Scalability problems can be solved using many approaches. This document describes Vitess’ approach to address these problems.
When deciding to shard or break databases up into smaller parts, it’s tempting to break them just enough that they fit in one machine. In the industry, it’s common to run only one MySQL instance per host.
Vitess recommends that instances be broken up to be even smaller, and not to shy away from running multiple instances per host. The net resource usage would be about the same. But the manageability greatly improves when MySQL instances are small. There is the complication of keeping track of ports, and separating the paths for the MySQL instances. However, everything else becomes simpler once this hurdle is crossed.
There are fewer lock contentions to worry about, replication is a lot happier, production impact of outages become smaller, backups and restores run faster, and a lot more secondary advantages can be realized. For example, you can shuffle instances around to get better machine or rack diversity leading to even smaller production impact on outages, and improved resource usage.
Vitess started on baremetal at YouTube, and some still choose to run it that way. But running Vitess in a cluster orchestration system is the key to achieving the benefits of small instances without adding management overhead for each new instance.
We provide sample configs to help you get started on Kubernetes since it's the most similar to Borg (the predecessor to Kubernetes on which Vitess now runs in YouTube). If you're more familiar with alternatives like Mesos, Swarm, Nomad, or DC/OS, we'd welcome your contribution of sample configs for Vitess.
These orchestration systems typically use containers to isolate small instances so they can be efficiently packed onto machines without contention on ports, paths, or compute resources. Then an automated scheduler does the job of shuffling instances around for failure resilience and optimum utilization.
Traditional data storage software treated data as durable as soon as it was flushed to disk. However, this approach is impractical in today’s world of commodity hardware. Such an approach also does not address disaster scenarios.
The new approach to durability is achieved by copying the data to multiple machines, and even geographical locations. This form of durability addresses the modern concerns of device failures and disasters.
Many of the workflows in Vitess have been built with this approach in mind. For example, turning on semi-sync replication is highly recommended. This allows Vitess to failover to a new replica when a master goes down, with no data loss. Vitess also recommends that you avoid recovering a crashed database. Instead, create a fresh one from a recent backup and let it catch up.
Relying on replication also allows you to loosen some of the disk-based durability settings. For example, you can turn off sync_binlog, which greatly reduces the number of IOPS to the disk thereby increasing effective throughput.
Distributing your data has its tradeoffs. Before sharding or moving tables to different keyspaces, the application needs to be verified (or changed) such that it can tolerate the following changes:
Single shard transactions continue to remain ACID, just like MySQL supports it.

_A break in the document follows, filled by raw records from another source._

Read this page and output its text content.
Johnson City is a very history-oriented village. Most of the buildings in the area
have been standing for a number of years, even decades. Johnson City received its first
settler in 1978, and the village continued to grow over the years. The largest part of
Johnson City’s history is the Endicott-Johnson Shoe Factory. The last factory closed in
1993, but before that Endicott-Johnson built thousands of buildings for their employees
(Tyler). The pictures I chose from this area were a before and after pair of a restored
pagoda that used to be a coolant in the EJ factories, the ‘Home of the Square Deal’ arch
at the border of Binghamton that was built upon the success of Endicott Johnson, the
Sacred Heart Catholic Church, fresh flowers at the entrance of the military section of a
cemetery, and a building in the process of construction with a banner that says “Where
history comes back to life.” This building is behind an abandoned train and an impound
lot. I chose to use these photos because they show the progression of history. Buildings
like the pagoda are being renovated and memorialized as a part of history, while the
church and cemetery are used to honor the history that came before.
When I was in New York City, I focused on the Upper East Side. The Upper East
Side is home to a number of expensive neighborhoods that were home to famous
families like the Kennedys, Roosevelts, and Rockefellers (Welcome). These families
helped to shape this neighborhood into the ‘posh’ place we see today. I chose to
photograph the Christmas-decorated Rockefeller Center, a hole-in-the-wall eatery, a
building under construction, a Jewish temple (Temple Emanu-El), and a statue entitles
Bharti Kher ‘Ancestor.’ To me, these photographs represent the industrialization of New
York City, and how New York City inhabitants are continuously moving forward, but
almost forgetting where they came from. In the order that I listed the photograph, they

If there are read-only code paths that can tolerate slightly stale data, the queries should be sent to REPLICA tablets for OLTP, and RDONLY tablets for OLAP workloads. This allows you to scale your read traffic more easily, and gives you the ability to distribute them geographically.
This tradeoff allows for better throughput at the expense of stale or possible inconsistent reads, since the reads may be lagging behind the master, as data changes (and possibly with varying lag on different shards). To mitigate this, VTGates are capable of monitoring replica lag and can be configured to avoid serving data from instances that are lagging beyond X seconds.
For true snapshot, the queries must be sent to the master within a transaction. For read-after-write consistency, reading from the master without a transaction is sufficient.
To summarize, these are the various levels of consistency supported:
Vitess doesn’t support multi-master setup. It has alternate ways of addressing most of the use cases that are typically solved by multi-master:
There are two main ways to access the data for offline data processing (as opposed to online web or direct access to the live data): sending queries to rdonly servers, or using a Map Reduce framework.
These are regular queries, but they can consume a lot of data. Typically, the streaming APIs are used, to consume large quantities of data.
These queries are just sent to the rdonly servers (also known as batch servers). They can take as much resources as they want without affecting live traffic.
Vitess supports MapReduce access to the data. Vitess provides a Hadoop connector, that can also be used with Apache Spark. See the Hadoop package documentation for more information.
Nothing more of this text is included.